Scene | Great Reads
Notes from a Young Black Chef
By Kwame Onwuachi
Kwame Onwuachi became a household name after competing on “Top Chef” in 2015. Before the age of thirty he ran the gamut of culinary honors, including cooking at the White House. Growing up in the Bronx and Nigeria, food was Onwuachi’s passion. He launched his own catering company with twenty thousand dollars he made selling candy on the subway and trained in the kitchens of some of the most acclaimed restaurants in the country. As a young chef, Onwuachi was confronted with just how unwelcoming the world of fine dining can be for people of color, and his first restaurant, the culmination of years of planning, shuttered just months after opening. The road to success was not easy, and despite the odds, he shares in his memoir the remarkable story of his culinary coming-of-age.
Natalie Tan’s Book of Luck and Fortune
By Roselle Lim
Natalie Tan left San Francisco’s Chinatown to pursue her dream of becoming a chef without her mother’s blessing. Now, seven years later, she receives word that her mother died. The two women hadn’t spoken since their argument all those years ago. Natalie is shocked to see that the neighborhood she remembers so well is fading as businesses close their doors and families move away. But even more surprising is when she discovers she has inherited her grandmother’s restaurant. Natalie struggles to reconcile her memories of her mother and her neighbors when the neighborhood seer instructs her she must help her neighbors by cooking some special recipes from her grandmother’s cookbook. But all is not as it appears as Natalie learns more about her past and the neighbors she thought she knew.
The Secret, Book & Scone Society
By Ellery Adams
Bookstore owner Nora Pennington knows just what book her customers need to read next. She is well known for easing someone’s pain with the perfect novel. When a local businessman is found dead on the train tracks, Nora is stunned. She gathers her friends and they decide to form the Secret, Book, and Scone Society. In order to join the club, each member must divulge their darkest secret. The women decide to work together to unravel the mystery behind the businessman’s death, and in the process find the strength to heal themselves. A great cozy mystery for cool fall nights about the bonds of sisterhood set within a quirky small town. Warning: you may need to stop and bake something while reading.
“Eating was a selfish act, and sometimes one requiring privacy. True consumption was carnal.”
The Family Upstairs
By Lisa Jewell
“The Family Upstairs” is a thrilling mystery about a young woman named Libby Jones, who was adopted as an infant. On her 25th birthday, she discovers that she has inherited a large home in the high-end Chelsea neighborhood of London that has sat vacant since her birth parents mysterious deaths nearly 24 years ago. What Libby discovers is that not only did she inherit a house, but her parents and a third man killed themselves in the home, and that she has two older siblings who have been missing all these years. At the same time, we meet Lucy Smith, a single mother in France, struggling to provide for her two young children and protect them from her abusive ex-husband.

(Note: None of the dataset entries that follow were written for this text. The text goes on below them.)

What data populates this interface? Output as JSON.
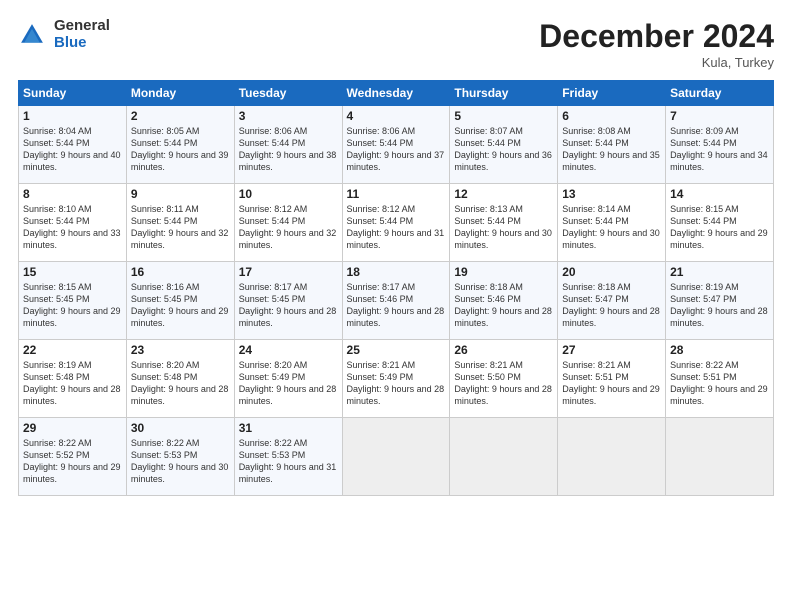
{
  "logo": {
    "general": "General",
    "blue": "Blue"
  },
  "header": {
    "title": "December 2024",
    "subtitle": "Kula, Turkey"
  },
  "days_of_week": [
    "Sunday",
    "Monday",
    "Tuesday",
    "Wednesday",
    "Thursday",
    "Friday",
    "Saturday"
  ],
  "weeks": [
    [
      {
        "day": "1",
        "sunrise": "8:04 AM",
        "sunset": "5:44 PM",
        "daylight": "9 hours and 40 minutes."
      },
      {
        "day": "2",
        "sunrise": "8:05 AM",
        "sunset": "5:44 PM",
        "daylight": "9 hours and 39 minutes."
      },
      {
        "day": "3",
        "sunrise": "8:06 AM",
        "sunset": "5:44 PM",
        "daylight": "9 hours and 38 minutes."
      },
      {
        "day": "4",
        "sunrise": "8:06 AM",
        "sunset": "5:44 PM",
        "daylight": "9 hours and 37 minutes."
      },
      {
        "day": "5",
        "sunrise": "8:07 AM",
        "sunset": "5:44 PM",
        "daylight": "9 hours and 36 minutes."
      },
      {
        "day": "6",
        "sunrise": "8:08 AM",
        "sunset": "5:44 PM",
        "daylight": "9 hours and 35 minutes."
      },
      {
        "day": "7",
        "sunrise": "8:09 AM",
        "sunset": "5:44 PM",
        "daylight": "9 hours and 34 minutes."
      }
    ],
    [
      {
        "day": "8",
        "sunrise": "8:10 AM",
        "sunset": "5:44 PM",
        "daylight": "9 hours and 33 minutes."
      },
      {
        "day": "9",
        "sunrise": "8:11 AM",
        "sunset": "5:44 PM",
        "daylight": "9 hours and 32 minutes."
      },
      {
        "day": "10",
        "sunrise": "8:12 AM",
        "sunset": "5:44 PM",
        "daylight": "9 hours and 32 minutes."
      },
      {
        "day": "11",
        "sunrise": "8:12 AM",
        "sunset": "5:44 PM",
        "daylight": "9 hours and 31 minutes."
      },
      {
        "day": "12",
        "sunrise": "8:13 AM",
        "sunset": "5:44 PM",
        "daylight": "9 hours and 30 minutes."
      },
      {
        "day": "13",
        "sunrise": "8:14 AM",
        "sunset": "5:44 PM",
        "daylight": "9 hours and 30 minutes."
      },
      {
        "day": "14",
        "sunrise": "8:15 AM",
        "sunset": "5:44 PM",
        "daylight": "9 hours and 29 minutes."
      }
    ],
    [
      {
        "day": "15",
        "sunrise": "8:15 AM",
        "sunset": "5:45 PM",
        "daylight": "9 hours and 29 minutes."
      },
      {
        "day": "16",
        "sunrise": "8:16 AM",
        "sunset": "5:45 PM",
        "daylight": "9 hours and 29 minutes."
      },
      {
        "day": "17",
        "sunrise": "8:17 AM",
        "sunset": "5:45 PM",
        "daylight": "9 hours and 28 minutes."
      },
      {
        "day": "18",
        "sunrise": "8:17 AM",
        "sunset": "5:46 PM",
        "daylight": "9 hours and 28 minutes."
      },
      {
        "day": "19",
        "sunrise": "8:18 AM",
        "sunset": "5:46 PM",
        "daylight": "9 hours and 28 minutes."
      },
      {
        "day": "20",
        "sunrise": "8:18 AM",
        "sunset": "5:47 PM",
        "daylight": "9 hours and 28 minutes."
      },
      {
        "day": "21",
        "sunrise": "8:19 AM",
        "sunset": "5:47 PM",
        "daylight": "9 hours and 28 minutes."
      }
    ],
    [
      {
        "day": "22",
        "sunrise": "8:19 AM",
        "sunset": "5:48 PM",
        "daylight": "9 hours and 28 minutes."
      },
      {
        "day": "23",
        "sunrise": "8:20 AM",
        "sunset": "5:48 PM",
        "daylight": "9 hours and 28 minutes."
      },
      {
        "day": "24",
        "sunrise": "8:20 AM",
        "sunset": "5:49 PM",
        "daylight": "9 hours and 28 minutes."
      },
      {
        "day": "25",
        "sunrise": "8:21 AM",
        "sunset": "5:49 PM",
        "daylight": "9 hours and 28 minutes."
      },
      {
        "day": "26",
        "sunrise": "8:21 AM",
        "sunset": "5:50 PM",
        "daylight": "9 hours and 28 minutes."
      },
      {
        "day": "27",
        "sunrise": "8:21 AM",
        "sunset": "5:51 PM",
        "daylight": "9 hours and 29 minutes."
      },
      {
        "day": "28",
        "sunrise": "8:22 AM",
        "sunset": "5:51 PM",
        "daylight": "9 hours and 29 minutes."
      }
    ],
    [
      {
        "day": "29",
        "sunrise": "8:22 AM",
        "sunset": "5:52 PM",
        "daylight": "9 hours and 29 minutes."
      },
      {
        "day": "30",
        "sunrise": "8:22 AM",
        "sunset": "5:53 PM",
        "daylight": "9 hours and 30 minutes."
      },
      {
        "day": "31",
        "sunrise": "8:22 AM",
        "sunset": "5:53 PM",
        "daylight": "9 hours and 31 minutes."
      },
      null,
      null,
      null,
      null
    ]
  ]
}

Lucy is out on the street when her phone gives her the ominous notification, “The baby is 25.” The two women must face demons past and present to discover just what happened all those years ago.
Writings from The New Yorker
By Lillian Ross
Lillian Ross wrote for “The New Yorker” for more than 60 years, beginning her career there in 1945. She established working relationships with some of the greats in entertainment, especially Ernest Hemingway and John Huston, both of whom she wrote about extensively during her career. Her articles run the gamut from interviews with actors such as Robin Williams and Al Pacino, to tagging along on a senior class’s field trip to New York City. Some of the best articles capture snippets of life in NYC during the 1950s, which can feel very far away to us in 2020. My favorites include a surprising and introspective piece about Hemingway titled, “How Do You Like It Now, Gentlemen?” and a piece about an American bull-fighter titled, “El Único Matador.” Truly a book with something for everyone, and the collection is great for those who don’t have the time to devote to an entire book.
Waiting for Tom Hanks
By Kerry Winfrey
“Waiting for Tom Hanks” is a light, contemporary romance novel about young, freelance writer Annie Cassidy. Annie went to school for film studies and is obsessed with romantic comedies, especially Nora Ephron’s. Annie has been working on her own screenplay and dreams of one day making a movie of her own. When a movie is going to be filmed in her Columbus-area neighborhood, she jumps at the chance to work on a movie set. Unfortunately, she manages to spill coffee all over the leading man, the notoriously cocky actor Drew Danforth. Drew is anything but Tom Hanks-material, but Annie can’t help but feel drawn to Drew, even if he is leaving town in a matter of weeks. Annie and Drew’s story is a light, fast paced romance and, overall, a really fun read. I recommend this for anyone that enjoys a cute romance with plenty of pop-culture references.